Meibomian gland probing (MGP) uses sterile stainless steel wire probes to unblock the gland orifice at both ends, also removing the fixed obstruction from fibrotic tissue. Previous studies have shown that this method restores healthy meibomian gland secretions, providing immediate relief from lid tenderness.
MGP was used on the upper eyelid of 13 eyes, leading to an average 6.38% increase in total glandular area per lid.
The authors noted that heat and pressure, more commonly used to release the clotted meibum from meibomian glands, may provide short-term relief but may also, paradoxically, increase intraductal pressure and inflammation because the fixed obstruction is not removed.
“By relief of all obstructions, MGP appears to equilibrate intraductal pressure with immediate relief of lid tenderness, reduce inflammation and may create a microenvironment conducive to growth or meibomian gland tissue,” the authors wrote.
Growth of meibomian glands was observed in more than 40% of upper lids following MGP with follow-up between 4.5 and 12 months, with mean individual gland area growing up to 21% (p = 0.0277) within areas of dropout (presumed atrophy).
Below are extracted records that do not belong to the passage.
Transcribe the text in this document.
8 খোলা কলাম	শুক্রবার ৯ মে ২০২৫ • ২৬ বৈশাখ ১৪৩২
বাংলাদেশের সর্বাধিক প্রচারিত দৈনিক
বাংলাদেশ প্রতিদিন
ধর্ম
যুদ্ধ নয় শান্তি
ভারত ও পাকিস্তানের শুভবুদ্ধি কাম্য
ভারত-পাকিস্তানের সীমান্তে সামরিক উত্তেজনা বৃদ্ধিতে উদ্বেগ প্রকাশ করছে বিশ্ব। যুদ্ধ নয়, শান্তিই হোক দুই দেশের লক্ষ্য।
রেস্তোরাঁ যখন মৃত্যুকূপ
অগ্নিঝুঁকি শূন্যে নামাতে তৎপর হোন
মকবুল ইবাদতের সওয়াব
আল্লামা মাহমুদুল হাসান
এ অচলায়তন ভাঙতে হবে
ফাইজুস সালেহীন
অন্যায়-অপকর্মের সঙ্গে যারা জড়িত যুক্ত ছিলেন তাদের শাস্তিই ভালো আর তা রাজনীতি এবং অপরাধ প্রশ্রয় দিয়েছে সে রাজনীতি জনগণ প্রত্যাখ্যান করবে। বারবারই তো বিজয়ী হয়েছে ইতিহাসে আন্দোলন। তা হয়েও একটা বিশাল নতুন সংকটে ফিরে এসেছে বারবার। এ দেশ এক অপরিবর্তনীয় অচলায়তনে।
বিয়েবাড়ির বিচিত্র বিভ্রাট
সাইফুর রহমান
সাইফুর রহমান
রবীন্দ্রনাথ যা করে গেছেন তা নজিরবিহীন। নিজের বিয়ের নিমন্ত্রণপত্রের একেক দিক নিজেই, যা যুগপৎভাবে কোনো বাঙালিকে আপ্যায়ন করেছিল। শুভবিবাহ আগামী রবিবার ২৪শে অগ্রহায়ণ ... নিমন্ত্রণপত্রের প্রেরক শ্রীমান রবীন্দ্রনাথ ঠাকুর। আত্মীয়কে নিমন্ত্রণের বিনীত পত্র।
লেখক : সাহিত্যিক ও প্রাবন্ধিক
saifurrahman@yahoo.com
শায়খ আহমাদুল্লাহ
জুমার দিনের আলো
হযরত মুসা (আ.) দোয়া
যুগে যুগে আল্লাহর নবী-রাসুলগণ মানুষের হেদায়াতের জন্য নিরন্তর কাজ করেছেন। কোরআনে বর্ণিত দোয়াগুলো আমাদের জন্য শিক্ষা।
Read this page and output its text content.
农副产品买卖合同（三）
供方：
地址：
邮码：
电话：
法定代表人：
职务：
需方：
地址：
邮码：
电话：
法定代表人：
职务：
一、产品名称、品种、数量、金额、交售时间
Lengthening of shortened glands, partial restoration of faded glands and appearance of new glands was visible on noncontact infrared meibography.
The authors noted, however, that the factors that led to obstructive meibomian gland dysfunction persist after the treatment and in most cases led to redevelopment of symptoms, necessitating retreatment on an annual basis.
“MGP relieves obvious (distal) and occult (deeper or proximal) fixed unyielding and non-fixed meibomian gland obstructions and unequivocally establishes or confirms a patent meibum outflow tract through the natural orifice while providing positive physical proof as well as restores gland functionality and relieves symptoms,” study author Steven L. Maskin, MD, told Primary Care Optometry News.
“MGP may promote glandular growth, in part, by direct mechanical establishment of a patent duct/orifice system,” he continued. “We can now look at the future of treatment for obstructive meibomian gland dysfunction as not limited to symptom relief but to restore a full, functional, healthy and resilient meibomian gland lid population.” – by Michela Cimberle
Disclosure: Maskin holds patents on intraductal diagnosis and treatment of meibomian gland diseases.